Güven Hastanesi'nden Kadın Hastalıkları ve Doğum Uzmanı Dr. Sedef Ramoğlu, Kahramanmaraş merkezli depremlerin ardından çadır ve konteyner kentlerde süren yaşam koşullarının hamileler için oldukça zorlu olduğunu söyledi.

Dr. Ramoğlu, gebelerin tetkik ve takiplerinin aksatılmamasının ve düzenli beslenmelerinin sağlanması gerektiğini belirterek “Afet dönemlerinde yaşanılan gebeliklerde olumsuz gebelik sonuçlarında artış gözlenmektedir. Afet dönemlerinde gebelikte yaşanılabilecek olumsuzluklar düşük tehdidi, beslenme yetersizliğine bağlı düşük doğum ağırlığı riski, erken doğum riski ve plasenta dekolmanı (bebeği besleyen plasentanın rahim duvarından ayrılması) gibi durumlardır. Anne adaylarının kontrolleri ve takibi artmış risklerden dolayı düzenli olarak mutlaka yapılmalıdır. Anne adayının deprem dolayısı ile yaşamış olduğu fiziksel travma mevcut ise öncelikli olarak bu durumların tedavisi ve takibi, ardından mutlaka gebelik durumunun ve fetüsün sağlığının değerlendirilmesi gerekmektedir” diye konuştu. 

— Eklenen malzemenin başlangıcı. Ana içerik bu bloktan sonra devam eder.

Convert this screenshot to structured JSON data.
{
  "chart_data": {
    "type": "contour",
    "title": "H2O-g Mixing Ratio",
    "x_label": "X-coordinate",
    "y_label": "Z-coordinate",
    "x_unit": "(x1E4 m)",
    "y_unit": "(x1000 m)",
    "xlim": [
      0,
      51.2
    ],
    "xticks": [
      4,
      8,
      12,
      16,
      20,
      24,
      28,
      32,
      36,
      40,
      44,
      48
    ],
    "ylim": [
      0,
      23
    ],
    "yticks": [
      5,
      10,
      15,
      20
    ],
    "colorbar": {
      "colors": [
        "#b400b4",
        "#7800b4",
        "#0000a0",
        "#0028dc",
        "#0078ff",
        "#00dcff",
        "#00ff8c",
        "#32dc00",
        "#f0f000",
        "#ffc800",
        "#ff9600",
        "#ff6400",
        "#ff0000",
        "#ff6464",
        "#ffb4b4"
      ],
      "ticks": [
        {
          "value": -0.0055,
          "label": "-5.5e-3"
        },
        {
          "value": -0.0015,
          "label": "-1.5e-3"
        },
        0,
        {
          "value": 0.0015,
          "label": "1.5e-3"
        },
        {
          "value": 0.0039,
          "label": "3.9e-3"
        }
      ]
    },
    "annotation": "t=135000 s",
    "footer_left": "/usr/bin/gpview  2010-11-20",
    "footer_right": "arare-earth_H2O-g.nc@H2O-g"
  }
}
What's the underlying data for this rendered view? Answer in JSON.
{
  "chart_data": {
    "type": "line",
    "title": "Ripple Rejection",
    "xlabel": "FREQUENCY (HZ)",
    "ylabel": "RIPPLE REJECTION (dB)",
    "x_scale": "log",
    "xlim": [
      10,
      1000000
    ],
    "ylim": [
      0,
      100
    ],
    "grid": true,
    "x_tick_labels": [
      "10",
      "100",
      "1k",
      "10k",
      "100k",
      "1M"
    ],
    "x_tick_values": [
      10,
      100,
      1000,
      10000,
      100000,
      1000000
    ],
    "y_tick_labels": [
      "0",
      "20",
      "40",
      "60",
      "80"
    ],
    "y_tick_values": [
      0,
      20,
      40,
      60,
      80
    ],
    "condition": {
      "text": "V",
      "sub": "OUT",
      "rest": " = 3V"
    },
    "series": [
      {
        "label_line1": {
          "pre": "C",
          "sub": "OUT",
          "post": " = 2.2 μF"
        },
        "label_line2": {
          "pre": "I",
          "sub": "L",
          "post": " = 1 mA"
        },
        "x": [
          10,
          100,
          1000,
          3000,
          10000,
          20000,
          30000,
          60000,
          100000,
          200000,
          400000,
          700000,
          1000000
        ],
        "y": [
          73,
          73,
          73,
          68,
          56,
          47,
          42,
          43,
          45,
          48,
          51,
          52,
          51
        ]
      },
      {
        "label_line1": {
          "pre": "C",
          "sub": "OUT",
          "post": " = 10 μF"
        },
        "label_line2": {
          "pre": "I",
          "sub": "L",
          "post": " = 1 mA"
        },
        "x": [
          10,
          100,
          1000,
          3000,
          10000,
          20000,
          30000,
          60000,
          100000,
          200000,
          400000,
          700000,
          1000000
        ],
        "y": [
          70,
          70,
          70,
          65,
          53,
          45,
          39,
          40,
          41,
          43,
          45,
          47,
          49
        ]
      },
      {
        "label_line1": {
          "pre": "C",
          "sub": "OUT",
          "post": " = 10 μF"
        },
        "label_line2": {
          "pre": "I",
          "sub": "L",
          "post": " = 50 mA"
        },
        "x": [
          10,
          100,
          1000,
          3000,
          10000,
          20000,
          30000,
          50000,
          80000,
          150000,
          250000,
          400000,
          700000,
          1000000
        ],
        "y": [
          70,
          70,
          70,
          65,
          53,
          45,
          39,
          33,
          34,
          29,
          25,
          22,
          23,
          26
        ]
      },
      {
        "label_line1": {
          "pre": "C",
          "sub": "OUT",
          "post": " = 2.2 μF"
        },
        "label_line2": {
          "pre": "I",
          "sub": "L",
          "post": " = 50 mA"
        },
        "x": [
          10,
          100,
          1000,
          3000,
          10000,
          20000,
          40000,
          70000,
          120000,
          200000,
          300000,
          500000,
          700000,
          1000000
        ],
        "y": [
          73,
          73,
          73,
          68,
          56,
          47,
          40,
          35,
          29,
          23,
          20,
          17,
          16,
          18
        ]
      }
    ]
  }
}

TUVALET VE ÖZ BAKIM İHTİYAÇLARI İÇİN GEREKEN MALZEMELER TEMİN EDİLMELİ

Deprem bölgesindeki zorlu yaşam koşullarına da dikkat çeken Dr. Ramoğlu, “Muhtemel oluşabilecek yetersiz beslenme durumlarına karşılık vitamin ve mineral takviyesi yapılmalı, annenin yeterli sıvı desteği almasına özen gösterilmelidir. Vücudun ısı kaybının önlenmesi amacıyla mevcut koşullara uygun giyinme ve barınma ihtiyaçları sağlanmalıdır. Hijyen sorunları enfeksiyonlara neden olabileceğinden anne adayının tuvalet ve öz bakım ihtiyaçları için gereken malzemeler temin edilmelidir. Anne adayları ve çocuklar afet durumlarında öncelikli olarak sağlık koruması altına alınmalıdır” ifadelerini kullandı. 

SADECE FİZİKİ DEĞİL, PSİKOLOJİK ANLAMDA DA DESTEKLENMEYE İHTİYAÇLARI VAR 

Dr. Ramoğlu, doğal afetlerde doğurganlık çağındaki kadınların yüzde 5’inde gebelik olduğuna dikkat çekti. Aşırı stresin erken doğuma neden olabileceğini hatırlatan Dr. Ramoğlu, “Depremzede annelerin sadece fiziki olarak değil psikolojik anlamda da desteklenmeye ihtiyaçları var. Erken doğum riski açısından stres çok önemli bir faktördür. Hamileliğin normal seyrinde devam edebilmesi için anne adayları deprem sonrası mümkün olduğu kadar stresten uzak durmalıdır. Deprem ile ilgili haber ve görüntülerden uzak durulmalıdır.  Yürüyüş, bitki yetiştirmek, yoga, meditasyon gibi farklı aktiviteler ile uğraşmak anne adayının stresini azaltmasına yardımcı olabilir. Çeşitli gevşeme ve rahatlama teknikleri kas tonusu, kan basıncı ve stres hormonu seviyelerinde azalmaya yardımcı olur. Deprem için önceden plan ve hazırlık yapmak ise bu korkuyla baş edebilmenin en önemli yöntemlerinden biri olacaktır” dedi.